But what makes their tragedy even more vivid for me personally, is that my own predecessor,
Field Marshal, First earl Kitchener of Khartoum, who like the Portuguese King would die too soon,
enjoyed the friendship of King Carlos and valued it highly. This gives me a great deal of pride.

As we all know, the surviving Prince, and last King, Dom Manuel 11,
spent his exile in London, and last September I visited Portugal to mark the 75 anniversary of his death.
That he was not gunned down like his father and brother was a miracle at the time,
but it is perhaps also worth remembering that yet another assassination plot,
which was to have been activated soon after the melancholy events we remember today,
was foiled through the efforts of the Legion of Frontiersmen, working with the British
Secret Service. So I like to think that our ancient alliance has been of some practical
use to the former ruling family.

I confess I am a constitutional monarchist,
and I am too old to conceal my belief in this most reasonable form of government.

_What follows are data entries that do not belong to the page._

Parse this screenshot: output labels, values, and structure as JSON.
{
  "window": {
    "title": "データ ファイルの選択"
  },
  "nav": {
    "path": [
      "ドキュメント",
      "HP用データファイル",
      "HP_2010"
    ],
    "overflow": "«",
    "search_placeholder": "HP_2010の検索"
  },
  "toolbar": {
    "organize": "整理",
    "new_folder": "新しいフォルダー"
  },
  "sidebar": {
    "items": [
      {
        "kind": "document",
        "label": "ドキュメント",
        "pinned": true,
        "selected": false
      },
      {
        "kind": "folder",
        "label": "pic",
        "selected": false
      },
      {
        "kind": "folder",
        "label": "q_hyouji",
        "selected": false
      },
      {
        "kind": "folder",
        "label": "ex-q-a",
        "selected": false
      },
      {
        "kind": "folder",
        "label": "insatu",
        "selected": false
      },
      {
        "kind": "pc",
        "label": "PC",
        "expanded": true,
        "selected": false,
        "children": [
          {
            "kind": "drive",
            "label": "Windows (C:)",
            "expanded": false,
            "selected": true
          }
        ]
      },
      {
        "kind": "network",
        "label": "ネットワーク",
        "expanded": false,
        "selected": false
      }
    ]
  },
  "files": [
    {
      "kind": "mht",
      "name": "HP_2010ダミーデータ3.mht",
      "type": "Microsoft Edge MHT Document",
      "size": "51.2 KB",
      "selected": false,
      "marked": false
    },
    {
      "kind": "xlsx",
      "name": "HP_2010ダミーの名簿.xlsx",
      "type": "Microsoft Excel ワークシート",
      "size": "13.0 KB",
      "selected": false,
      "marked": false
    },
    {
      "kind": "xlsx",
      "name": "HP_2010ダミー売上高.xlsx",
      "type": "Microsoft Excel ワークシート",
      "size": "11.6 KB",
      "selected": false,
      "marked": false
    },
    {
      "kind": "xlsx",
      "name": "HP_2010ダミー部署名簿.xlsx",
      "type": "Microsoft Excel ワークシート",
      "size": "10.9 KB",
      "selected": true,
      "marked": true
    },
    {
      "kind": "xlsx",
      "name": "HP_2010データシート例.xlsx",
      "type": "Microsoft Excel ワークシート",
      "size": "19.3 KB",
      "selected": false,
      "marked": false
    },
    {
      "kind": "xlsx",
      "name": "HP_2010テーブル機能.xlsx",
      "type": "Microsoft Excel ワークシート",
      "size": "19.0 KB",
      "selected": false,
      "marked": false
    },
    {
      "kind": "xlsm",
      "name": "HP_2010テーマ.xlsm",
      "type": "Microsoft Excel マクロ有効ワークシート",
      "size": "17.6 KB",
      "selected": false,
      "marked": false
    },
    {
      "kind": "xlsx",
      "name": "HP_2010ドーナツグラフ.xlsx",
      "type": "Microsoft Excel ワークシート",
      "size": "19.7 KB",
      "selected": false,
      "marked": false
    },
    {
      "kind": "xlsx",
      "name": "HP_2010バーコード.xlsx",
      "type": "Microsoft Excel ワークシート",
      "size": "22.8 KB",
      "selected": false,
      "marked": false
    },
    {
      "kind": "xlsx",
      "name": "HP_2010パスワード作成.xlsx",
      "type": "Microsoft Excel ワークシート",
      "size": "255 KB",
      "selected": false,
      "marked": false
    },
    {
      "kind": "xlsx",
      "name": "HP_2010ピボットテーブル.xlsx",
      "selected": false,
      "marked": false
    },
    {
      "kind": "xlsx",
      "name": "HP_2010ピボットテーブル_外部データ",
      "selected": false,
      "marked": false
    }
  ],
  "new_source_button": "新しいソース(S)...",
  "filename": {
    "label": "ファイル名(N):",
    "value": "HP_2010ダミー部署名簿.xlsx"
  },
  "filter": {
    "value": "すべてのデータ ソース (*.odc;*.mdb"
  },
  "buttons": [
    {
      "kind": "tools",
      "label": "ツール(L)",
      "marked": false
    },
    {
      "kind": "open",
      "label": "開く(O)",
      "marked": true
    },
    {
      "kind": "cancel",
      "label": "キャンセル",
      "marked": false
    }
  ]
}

I would like to see a king back on the throne here, and I salute the murdered King and
his son as heroes. But this is not the most important thing. I hope that, today,
the reminder of these ties between our dynasties, stretching, as they do,
far back into our joint history will serve to remind all Portuguese citizens,
monarchist or not, of the very real bonds of friendship that still obtain between our two
great countries.
Westergate Wood, February 1, 2008
G.C. Henry Herbert Kitchener, III Earl Kitchener of Khartoum.